La couche active de pergélisol, qui dégèle régulièrement en été, devient plus épaisse en raison du réchauffement rapide et dure plus longtemps avant de geler à nouveau. Les chercheurs expliquent que cela modifie fondamentalement l’hydrologie de l’Arctique : les précipitations et les eaux de fonte augmentent avec la hausse des températures, pénètrent dans le sol non gelé sur une plus longue période de temps par an et s’écoulent de plus en plus dans les rivières par des voies souterraines. Leurs calculs ont montré que le ruissellement de surface des grands fleuves arctiques augmentera jusqu’à 25 % et le ruissellement souterrain jusqu’à 30 %.
L’intensification du cycle de l’eau est également attribuée en partie à l’augmentation de l’évaporation dans l’océan Arctique, de plus en plus libre de glace. Pour le sud de l’Arctique, les chercheurs prévoient un assèchement général du paysage, car une grande partie des précipitations supplémentaires sera renvoyée dans l’atmosphère par évaporation et transpiration végétale en raison du fort réchauffement.
Mais les effets vont encore plus loin : selon l’étude, les fleuves arctiques – en particulier les plus grands comme l’Ob, l’Ienisseï, la Lena et le Mackenzie – absorberont proportionnellement plus d’eau en provenance de leurs sections septentrionales. Cela augmentera également l’apport d’eau douce, de carbone millénaire et d’autres substances liées au sol dans les zones côtières arctiques riches en espèces, ce qui aura un impact sur l’écologie des eaux côtières. Alors que la salinité diminuera, davantage de nutriments seront introduits, ce qui aura des effets sur les organismes tout au long de la chaîne alimentaire.

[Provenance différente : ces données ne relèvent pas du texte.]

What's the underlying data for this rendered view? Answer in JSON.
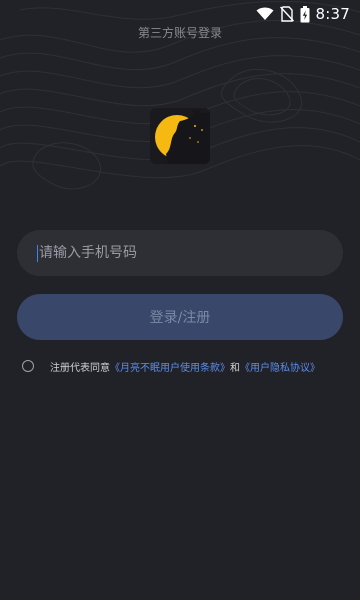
{
  "status_bar": {
    "time": "8:37",
    "icons": [
      "wifi-icon",
      "no-sim-icon",
      "battery-charging-icon"
    ]
  },
  "header": {
    "title": "第三方账号登录"
  },
  "logo": {
    "icon": "moon-cat-logo",
    "colors": {
      "moon": "#f5b912",
      "background": "#1a1a1e"
    }
  },
  "phone_input": {
    "placeholder": "请输入手机号码",
    "value": ""
  },
  "login_button": {
    "label": "登录/注册"
  },
  "agreement": {
    "prefix": "注册代表同意",
    "terms_link": "《月亮不眠用户使用条款》",
    "conjunction": "和",
    "privacy_link": "《用户隐私协议》"
  },
  "colors": {
    "background": "#212227",
    "input_bg": "#2d2f35",
    "button_bg": "#38476a",
    "link": "#5b8def"
  }
}
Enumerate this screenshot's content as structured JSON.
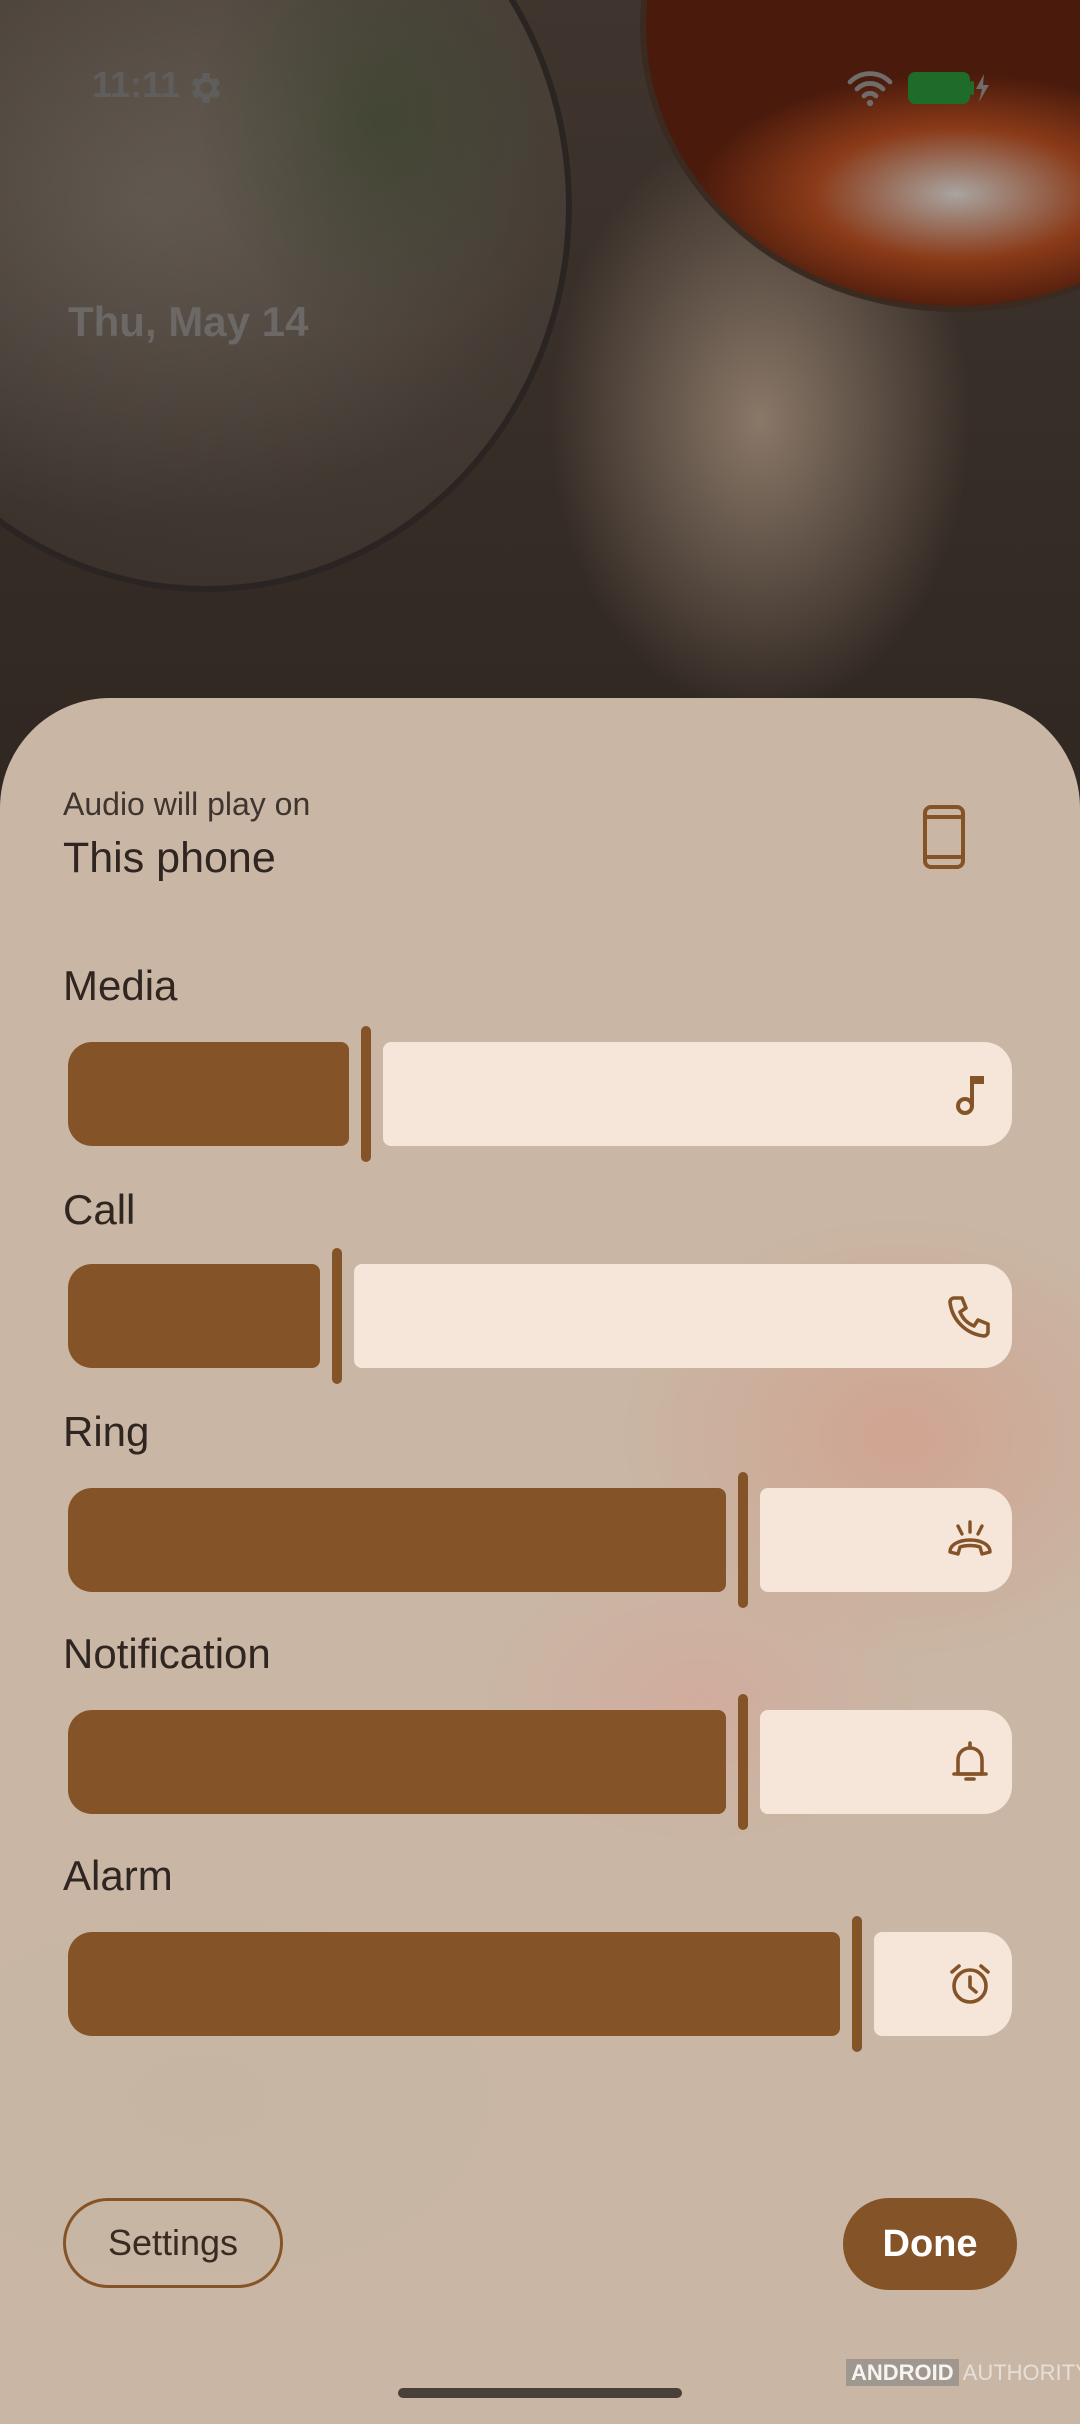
{
  "status_bar": {
    "time": "11:11",
    "battery_color": "#1e6b2a",
    "icons": [
      "gear-icon",
      "wifi-icon",
      "battery-charging-icon"
    ]
  },
  "lock_screen": {
    "date": "Thu, May 14"
  },
  "volume_panel": {
    "output": {
      "label": "Audio will play on",
      "device": "This phone",
      "icon": "phone-icon"
    },
    "streams": [
      {
        "label": "Media",
        "level_fraction": 0.31,
        "icon": "music-note-icon"
      },
      {
        "label": "Call",
        "level_fraction": 0.28,
        "icon": "phone-call-icon"
      },
      {
        "label": "Ring",
        "level_fraction": 0.71,
        "icon": "ring-icon"
      },
      {
        "label": "Notification",
        "level_fraction": 0.71,
        "icon": "bell-icon"
      },
      {
        "label": "Alarm",
        "level_fraction": 0.83,
        "icon": "alarm-clock-icon"
      }
    ],
    "settings_label": "Settings",
    "done_label": "Done"
  },
  "watermark": {
    "boxed": "ANDROID",
    "rest": "AUTHORITY"
  },
  "colors": {
    "accent": "#845428",
    "track": "#f6e6d9",
    "panel": "#c9b6a4"
  }
}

« L’eau des rivières sera également plus chaude à mesure que le climat se réchauffe et pourrait faire fondre la glace de mer côtière plus tôt dans la saison », notent Rawlins et Karmalkar dans The Conversation.

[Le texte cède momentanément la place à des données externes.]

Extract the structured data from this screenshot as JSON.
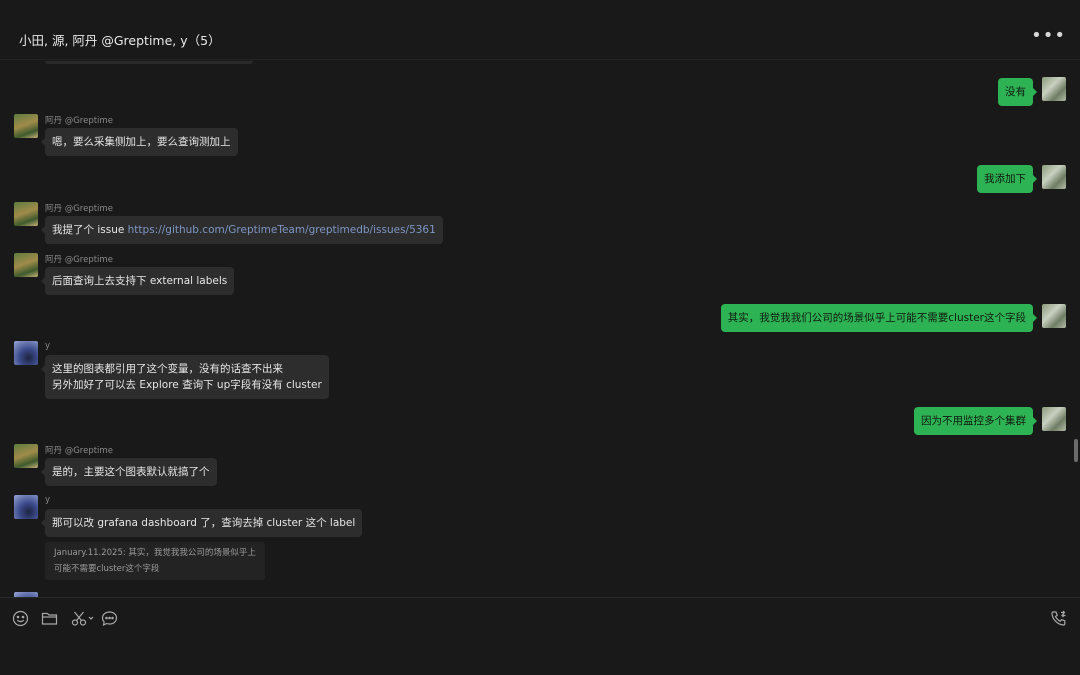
{
  "header": {
    "title": "小田, 源, 阿丹 @Greptime, y（5）",
    "more_icon": "more-horizontal-icon"
  },
  "messages": [
    {
      "from": "me",
      "text": "没有"
    },
    {
      "from": "阿丹 @Greptime",
      "text": "嗯，要么采集侧加上，要么查询测加上"
    },
    {
      "from": "me",
      "text": "我添加下"
    },
    {
      "from": "阿丹 @Greptime",
      "text_prefix": "我提了个 issue ",
      "link": "https://github.com/GreptimeTeam/greptimedb/issues/5361"
    },
    {
      "from": "阿丹 @Greptime",
      "text": "后面查询上去支持下 external labels"
    },
    {
      "from": "me",
      "text": "其实，我觉我我们公司的场景似乎上可能不需要cluster这个字段"
    },
    {
      "from": "y",
      "line1": "这里的图表都引用了这个变量，没有的话查不出来",
      "line2": "另外加好了可以去 Explore 查询下 up字段有没有 cluster"
    },
    {
      "from": "me",
      "text": "因为不用监控多个集群"
    },
    {
      "from": "阿丹 @Greptime",
      "text": "是的，主要这个图表默认就搞了个"
    },
    {
      "from": "y",
      "text": "那可以改 grafana dashboard 了，查询去掉 cluster 这个 label"
    }
  ],
  "quote": {
    "line1": "January.11.2025: 其实，我觉我我公司的场景似乎上",
    "line2": "可能不需要cluster这个字段"
  },
  "senders": {
    "adan": "阿丹 @Greptime",
    "y": "y"
  },
  "toolbar": {
    "icons": [
      "emoji-icon",
      "folder-icon",
      "scissors-icon",
      "chat-bubble-icon",
      "phone-icon"
    ]
  },
  "colors": {
    "background": "#191919",
    "incoming_bubble": "#2d2d2d",
    "outgoing_bubble": "#2eb354",
    "link": "#7d95c4"
  }
}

Il est possible que l’augmentation de l’apport d’eau douce dans l’océan puisse également influencer la circulation méridienne de retournement Atlantique (AMOC), qui assure un climat tempéré dans le nord de l’Europe, et contribuer à son ralentissement.
De nombreuses questions restent encore sans réponse : « Il faut davantage d’observations sur le terrain pour les rivières de petite et moyenne taille près de la côte arctique afin de mieux comprendre comment le réchauffement modifiera le transport de l’eau douce de la terre à l’océan et, à son tour, aura un impact sur les environnements arctiques ainsi que sur la flore, la faune et les populations autochtones qui vivent dans cette région », a déclaré M. Rawlins.